A Rare Case of Successfully Treated Total Anomalous Systemic Venous Connection With Interruption of IVC in an Adolescent
Author(s) -
Manjappa Mahadevappa,
Chinnaswamy Reddy,
Prashanth Kulkarni
Publication year - 2022
Publication title -
indian journal of clinical cardiology
Language(s) - English
Resource type - Journals
eISSN - 2632-4644
pISSN - 2632-4636
DOI - 10.1177/26324636211069822
Subject(s) - medicine , coronary sinus , ventricle , cardiology , inferior vena cava , shunt (medical) , radiology
Total anomalous systemic venous connection (TASVC) with interruption of inferior vena cava in the absence of heterotaxy is an extremely rare anomaly. TASVC is diagnosed when both the caval veins and coronary sinus drain into the left atrium. The diagnosis of TASVC is possible only when all the systemic veins (both superior and inferior caval veins) and coronary sinus drain into the left atrium in the setting of normal or mirror-imaged atrial arrangement. The presence of cyanosis despite left-to-right shunt across an atrial septal defect with hypoplastic or small right heart chambers should arouse the suspicion of TASVC. The severity of symptoms and the age of presentation depend highly on mixing at the atrial level across the atrial septal defect.
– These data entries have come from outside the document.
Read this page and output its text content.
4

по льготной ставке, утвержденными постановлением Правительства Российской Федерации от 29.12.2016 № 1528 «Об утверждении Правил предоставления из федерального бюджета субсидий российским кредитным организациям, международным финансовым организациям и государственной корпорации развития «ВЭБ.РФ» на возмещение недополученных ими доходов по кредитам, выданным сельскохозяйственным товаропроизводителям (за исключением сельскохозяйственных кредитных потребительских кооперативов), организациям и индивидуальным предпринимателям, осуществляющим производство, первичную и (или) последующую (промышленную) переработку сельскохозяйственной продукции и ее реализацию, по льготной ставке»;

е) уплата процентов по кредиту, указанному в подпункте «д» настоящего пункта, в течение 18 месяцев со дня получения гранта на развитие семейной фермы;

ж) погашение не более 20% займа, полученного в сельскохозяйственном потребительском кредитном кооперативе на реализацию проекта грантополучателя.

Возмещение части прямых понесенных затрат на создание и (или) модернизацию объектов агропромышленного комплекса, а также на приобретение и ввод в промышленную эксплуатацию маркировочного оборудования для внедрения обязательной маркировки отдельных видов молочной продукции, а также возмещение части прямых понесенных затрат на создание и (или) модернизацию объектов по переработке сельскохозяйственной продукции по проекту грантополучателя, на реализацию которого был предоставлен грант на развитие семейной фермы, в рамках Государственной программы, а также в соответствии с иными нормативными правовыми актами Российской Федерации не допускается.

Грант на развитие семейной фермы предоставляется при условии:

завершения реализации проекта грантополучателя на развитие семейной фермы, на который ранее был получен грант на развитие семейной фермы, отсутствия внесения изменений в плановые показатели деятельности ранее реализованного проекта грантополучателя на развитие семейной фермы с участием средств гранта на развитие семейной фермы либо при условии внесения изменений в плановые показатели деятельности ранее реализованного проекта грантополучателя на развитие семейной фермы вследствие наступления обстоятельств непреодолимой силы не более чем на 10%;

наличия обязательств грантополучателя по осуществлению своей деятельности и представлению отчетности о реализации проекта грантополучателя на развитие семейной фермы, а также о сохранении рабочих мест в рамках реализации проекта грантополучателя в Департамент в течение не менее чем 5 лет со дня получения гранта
The amount of mixing also decides the growth of the right atrium, right ventricle, main and branch pulmonary arteries. Adequately sized right heart chambers and tricuspid annulus with good mixing at the atrial level facilitate complete correction and event-free survival. Prompt diagnosis is possible with contrast echocardiography performed both from upper and lower limb veins, cath study, and cardiac computed tomography or magnetic resonance imaging. However, it is not uncommon to note that even in the era of advancement in echocardiography, the complete miss diagnosis of this entity as single ventricle physiology and denial to the patient of possible complete surgical correction. We are reporting here a case of successfully treated TASVC with interrupted inferior vena cava in an adolescent.